Congress voted this past week to authorize nearly
$40 billion for the Department of Homeland Security, but the result will likely
continue to be more bureaucracy and less security for Americans.
Five years into this new department, Congress still cannot agree on how to
handle the mega-bureaucracy it created, which means there has been no effective
oversight of the department. While Congress remains in disarray over how to
fund and oversee the department, we can only wonder whether we are more vulnerable
than we were before Homeland Security was created.
I was opposed to the creation of a new Homeland Security department from the
beginning. Only in Washington would anyone call the creation of an additional
layer of bureaucracy on top of already bloated bureaucracies "streamlining."
Only in Washington would anyone believe that a bigger, more centralized federal
government means more efficiency.
When Congress voted to create the Homeland Security department, I strongly
urged that – at the least – FEMA and the Coast Guard should remain
independent entities outside the department. Our Coast Guard has an important
mission – to protect us from external threats – and in my view it
is dangerous to experiment with rearranging the deck chairs when the United
States is vulnerable to attack. As I said at the time, "the Coast Guard
and its mission are very important to the Texas Gulf coast, and I don't want
that mission relegated to the back burner in a huge bureaucracy."
Likewise with FEMA. At the time of the creation of the Department of Homeland
Security, I wrote "we risk seeing FEMA become less responsive as part of
DHS. FEMA needs to be a flexible, locally focused, hands-on agency that helps
people quickly after a disaster." Unfortunately and tragically, we all
know very well what happened in 2005 with Hurricanes Katrina and Rita. We know
that FEMA's handing of the disaster did in many cases more harm than good.
FEMA was so disorganized and incompetent in its management of the 2005 hurricanes
that one can only wonder how much the internal disarray in the Department of
Homeland Security may have contributed to that mismanagement.
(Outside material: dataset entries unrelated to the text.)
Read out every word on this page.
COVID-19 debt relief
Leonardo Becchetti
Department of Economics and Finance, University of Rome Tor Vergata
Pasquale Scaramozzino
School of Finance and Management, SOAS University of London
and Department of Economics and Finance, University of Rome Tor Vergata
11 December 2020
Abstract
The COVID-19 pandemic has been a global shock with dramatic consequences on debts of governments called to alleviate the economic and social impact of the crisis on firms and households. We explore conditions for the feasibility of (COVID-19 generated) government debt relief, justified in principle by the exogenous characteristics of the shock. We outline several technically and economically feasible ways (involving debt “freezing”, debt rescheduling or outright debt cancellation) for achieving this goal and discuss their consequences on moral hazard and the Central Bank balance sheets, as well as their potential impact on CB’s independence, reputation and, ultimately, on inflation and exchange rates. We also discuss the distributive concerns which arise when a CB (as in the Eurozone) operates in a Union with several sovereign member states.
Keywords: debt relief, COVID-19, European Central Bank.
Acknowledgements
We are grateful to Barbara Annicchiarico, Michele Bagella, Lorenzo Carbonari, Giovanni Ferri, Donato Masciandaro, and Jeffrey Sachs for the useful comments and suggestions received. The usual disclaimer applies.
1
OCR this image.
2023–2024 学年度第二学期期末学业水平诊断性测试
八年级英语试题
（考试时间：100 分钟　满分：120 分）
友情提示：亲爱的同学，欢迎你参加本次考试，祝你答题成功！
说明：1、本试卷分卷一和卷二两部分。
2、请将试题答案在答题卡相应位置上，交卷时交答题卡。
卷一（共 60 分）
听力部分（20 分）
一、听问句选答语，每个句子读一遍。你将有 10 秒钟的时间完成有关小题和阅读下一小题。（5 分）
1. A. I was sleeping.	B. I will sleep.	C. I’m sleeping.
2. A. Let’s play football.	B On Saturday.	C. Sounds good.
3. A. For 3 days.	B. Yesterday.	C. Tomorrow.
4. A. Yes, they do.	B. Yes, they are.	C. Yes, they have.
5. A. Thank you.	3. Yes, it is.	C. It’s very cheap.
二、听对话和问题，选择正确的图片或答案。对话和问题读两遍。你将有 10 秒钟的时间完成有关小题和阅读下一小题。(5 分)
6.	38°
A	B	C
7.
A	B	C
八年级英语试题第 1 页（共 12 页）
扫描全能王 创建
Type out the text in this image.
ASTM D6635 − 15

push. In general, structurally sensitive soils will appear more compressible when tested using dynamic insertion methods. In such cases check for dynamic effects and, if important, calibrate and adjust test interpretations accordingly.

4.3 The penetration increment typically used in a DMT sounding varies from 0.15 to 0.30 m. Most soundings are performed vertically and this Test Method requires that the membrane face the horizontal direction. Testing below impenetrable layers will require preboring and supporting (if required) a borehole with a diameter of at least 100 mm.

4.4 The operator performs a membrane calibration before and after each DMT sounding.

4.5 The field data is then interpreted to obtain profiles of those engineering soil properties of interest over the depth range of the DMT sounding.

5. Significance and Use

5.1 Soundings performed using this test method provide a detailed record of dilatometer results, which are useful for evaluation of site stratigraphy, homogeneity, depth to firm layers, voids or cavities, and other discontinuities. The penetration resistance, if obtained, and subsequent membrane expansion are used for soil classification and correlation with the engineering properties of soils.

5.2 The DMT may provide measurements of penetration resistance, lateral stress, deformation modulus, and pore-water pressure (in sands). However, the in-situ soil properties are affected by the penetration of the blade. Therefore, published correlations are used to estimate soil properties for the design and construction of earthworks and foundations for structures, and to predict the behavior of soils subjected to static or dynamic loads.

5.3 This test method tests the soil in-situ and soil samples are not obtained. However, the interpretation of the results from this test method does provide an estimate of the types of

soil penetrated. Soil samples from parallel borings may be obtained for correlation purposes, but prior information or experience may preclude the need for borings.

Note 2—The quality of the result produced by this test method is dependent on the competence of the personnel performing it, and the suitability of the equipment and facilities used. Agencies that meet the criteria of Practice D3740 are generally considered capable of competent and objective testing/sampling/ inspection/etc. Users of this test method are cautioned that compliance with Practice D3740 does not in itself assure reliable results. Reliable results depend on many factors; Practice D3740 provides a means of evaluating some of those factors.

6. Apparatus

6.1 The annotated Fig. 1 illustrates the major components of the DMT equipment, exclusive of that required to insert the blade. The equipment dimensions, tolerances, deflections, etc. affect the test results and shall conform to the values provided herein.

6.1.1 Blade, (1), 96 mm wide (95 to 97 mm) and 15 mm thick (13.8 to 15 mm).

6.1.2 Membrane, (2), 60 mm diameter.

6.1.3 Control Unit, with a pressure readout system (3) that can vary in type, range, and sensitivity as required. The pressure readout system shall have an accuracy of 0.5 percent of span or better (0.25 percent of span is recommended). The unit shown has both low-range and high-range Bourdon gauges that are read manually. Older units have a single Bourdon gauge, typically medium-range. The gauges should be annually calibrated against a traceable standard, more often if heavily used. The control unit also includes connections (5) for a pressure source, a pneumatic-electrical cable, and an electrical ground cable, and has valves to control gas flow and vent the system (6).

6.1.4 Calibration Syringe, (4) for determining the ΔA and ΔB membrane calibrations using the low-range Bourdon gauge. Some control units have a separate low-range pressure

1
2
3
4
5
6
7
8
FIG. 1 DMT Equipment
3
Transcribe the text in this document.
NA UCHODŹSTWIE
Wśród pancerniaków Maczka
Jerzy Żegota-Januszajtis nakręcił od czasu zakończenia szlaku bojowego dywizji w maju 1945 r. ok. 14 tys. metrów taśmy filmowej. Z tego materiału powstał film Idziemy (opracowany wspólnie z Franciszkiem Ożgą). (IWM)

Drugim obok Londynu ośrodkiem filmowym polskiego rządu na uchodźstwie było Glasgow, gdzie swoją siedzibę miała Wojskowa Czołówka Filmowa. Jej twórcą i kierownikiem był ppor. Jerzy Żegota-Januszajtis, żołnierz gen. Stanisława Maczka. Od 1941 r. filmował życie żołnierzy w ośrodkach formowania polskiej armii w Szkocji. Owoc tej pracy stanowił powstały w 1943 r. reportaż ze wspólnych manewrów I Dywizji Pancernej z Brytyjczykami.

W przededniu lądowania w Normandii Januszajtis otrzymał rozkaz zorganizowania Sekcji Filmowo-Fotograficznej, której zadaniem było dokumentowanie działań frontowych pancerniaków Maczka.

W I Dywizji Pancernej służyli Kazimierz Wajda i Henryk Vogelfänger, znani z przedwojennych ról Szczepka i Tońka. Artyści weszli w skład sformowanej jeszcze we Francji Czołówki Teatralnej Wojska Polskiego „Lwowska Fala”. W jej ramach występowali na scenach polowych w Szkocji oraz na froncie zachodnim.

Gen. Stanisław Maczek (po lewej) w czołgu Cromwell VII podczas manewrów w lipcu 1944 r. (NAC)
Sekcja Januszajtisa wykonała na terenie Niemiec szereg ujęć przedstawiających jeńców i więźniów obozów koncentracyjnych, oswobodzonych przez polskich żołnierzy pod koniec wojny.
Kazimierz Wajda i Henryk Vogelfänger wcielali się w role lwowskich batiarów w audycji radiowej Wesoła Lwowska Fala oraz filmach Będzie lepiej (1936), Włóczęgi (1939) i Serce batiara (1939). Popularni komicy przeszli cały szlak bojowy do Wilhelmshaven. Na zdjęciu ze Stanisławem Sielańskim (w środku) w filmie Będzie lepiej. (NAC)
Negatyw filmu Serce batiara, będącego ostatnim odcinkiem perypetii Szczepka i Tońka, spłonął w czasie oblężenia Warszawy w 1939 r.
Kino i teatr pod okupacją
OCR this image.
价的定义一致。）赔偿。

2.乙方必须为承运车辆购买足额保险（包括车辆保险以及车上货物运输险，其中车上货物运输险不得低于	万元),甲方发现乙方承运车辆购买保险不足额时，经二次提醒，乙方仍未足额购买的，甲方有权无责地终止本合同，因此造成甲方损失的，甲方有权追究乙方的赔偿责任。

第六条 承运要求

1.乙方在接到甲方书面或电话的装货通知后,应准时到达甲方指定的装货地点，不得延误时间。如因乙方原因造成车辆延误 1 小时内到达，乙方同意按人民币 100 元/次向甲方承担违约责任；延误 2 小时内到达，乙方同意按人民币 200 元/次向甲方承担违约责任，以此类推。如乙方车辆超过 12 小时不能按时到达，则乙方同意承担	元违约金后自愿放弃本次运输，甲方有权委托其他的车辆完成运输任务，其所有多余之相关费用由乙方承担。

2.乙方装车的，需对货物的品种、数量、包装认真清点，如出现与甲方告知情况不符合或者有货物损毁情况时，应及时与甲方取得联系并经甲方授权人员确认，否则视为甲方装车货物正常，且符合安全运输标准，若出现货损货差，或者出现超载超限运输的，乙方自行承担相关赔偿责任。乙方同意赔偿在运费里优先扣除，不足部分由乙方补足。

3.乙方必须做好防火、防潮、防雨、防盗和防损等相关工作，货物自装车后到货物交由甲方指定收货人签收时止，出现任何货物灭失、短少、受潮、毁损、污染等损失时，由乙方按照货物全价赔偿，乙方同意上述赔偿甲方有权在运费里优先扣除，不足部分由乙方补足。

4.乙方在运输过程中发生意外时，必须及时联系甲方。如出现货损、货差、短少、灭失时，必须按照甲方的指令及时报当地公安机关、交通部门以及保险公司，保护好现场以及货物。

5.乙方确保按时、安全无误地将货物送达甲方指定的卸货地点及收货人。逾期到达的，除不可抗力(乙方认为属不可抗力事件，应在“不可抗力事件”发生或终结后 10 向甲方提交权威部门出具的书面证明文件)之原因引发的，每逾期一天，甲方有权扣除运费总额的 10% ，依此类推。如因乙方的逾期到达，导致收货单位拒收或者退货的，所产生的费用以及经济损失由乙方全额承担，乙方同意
Folding responsibility for defending our borders into the Department of Homeland
Security was also a bad idea, as we have come to see. The test is simple: We
just ask ourselves whether our immigration enforcement has gotten better or
worse since functions were transferred into this super bureaucracy. Are our
borders being more effectively defended against those who would enter our country
illegally? I don't think so.
Are we better off with an enormous conglomerate of government agencies that
purports to keep us safe? Certainly we are spending more money and getting less
for it with the Department of Homeland Security. Perhaps now that the rush to
expand government in response to the attacks of 9/11 is over, we can take a
good look at what is working, what is making us safer, and what is not. If so,
we will likely conclude that the Department of Homeland Security is too costly,
too bloated, and too bureaucratic. Hopefully, then we will refocus our efforts
on an approach that doesn't see more federal bureaucracy in Washington as the
best way to secure the rest of the nation.